Shingles is marked by blistering rashes and occurs when the same virus that causes chickenpox, which most people experience during childhood, resurfaces later in life. About one in three will develop this disease, usually after the age of 50.
The vaccine, which is called Zostavax and costs between $220 and $250, is recommended for those aged at least 50.
It is available at most general practitioners and private specialists, the National University Hospital and Tan Tock Seng Hospital.
Professor Roy Chan, the director of the National Skin Centre, said the effects of shingles can be debilitating. One in five patients will suffer from nerve pain that can last up to months, he said.
But the disease is unpredictable. "The problem is that we don't know who is going to get shingles, when they are going to get it and where it will strike," he said.
National figures are not available for shingles, which is caused by the herpes zoster virus. But the National Skin Centre treats about 150 to 200 patients every year.
There are likely to be more sufferers here as a vast majority of patients are managed by general practitioners, added Prof Chan.
The disease rarely kills, but when it occurs on the face, the person's eyesight may be damaged. The disease develops around the eyes up to a quarter of the time.
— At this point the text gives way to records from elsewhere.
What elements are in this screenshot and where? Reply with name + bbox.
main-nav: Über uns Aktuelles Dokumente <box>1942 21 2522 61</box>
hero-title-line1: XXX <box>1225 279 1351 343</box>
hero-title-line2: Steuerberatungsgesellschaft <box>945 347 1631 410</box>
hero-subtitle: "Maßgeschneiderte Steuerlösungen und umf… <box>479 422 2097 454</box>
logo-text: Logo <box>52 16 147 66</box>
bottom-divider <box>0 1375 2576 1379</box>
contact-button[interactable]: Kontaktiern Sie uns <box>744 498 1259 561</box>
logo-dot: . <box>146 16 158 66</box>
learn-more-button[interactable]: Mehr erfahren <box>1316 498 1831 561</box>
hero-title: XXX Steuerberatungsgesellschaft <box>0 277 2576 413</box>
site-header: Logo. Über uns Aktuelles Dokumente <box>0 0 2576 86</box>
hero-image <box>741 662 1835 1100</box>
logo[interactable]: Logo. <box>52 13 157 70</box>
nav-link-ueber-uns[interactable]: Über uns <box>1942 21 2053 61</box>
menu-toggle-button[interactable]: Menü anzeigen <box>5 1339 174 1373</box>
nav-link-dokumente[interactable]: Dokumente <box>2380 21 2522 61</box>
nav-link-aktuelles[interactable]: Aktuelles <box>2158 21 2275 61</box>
People with weaker immune systems, such as the elderly and those with organ transplants, tend to be more susceptible.
Infectious diseases specialist Leong Hoe Nam said the vaccine "trains the body to fight" against the virus.
The shingles vaccine, which was first cleared for use in America in 2006, is up to 70 per cent effective and can be given together with the flu vaccine. The effectiveness drops with age, so it does not work as well for people who are older. But even if one contracts the disease after getting the vaccine, the pain will be less severe, according to studies.
"The virus is like a terrorist cell waiting to strike," said Dr Leong, who runs a practice at Mount Elizabeth Novena Specialist Centre. "But now we have something to overcome it."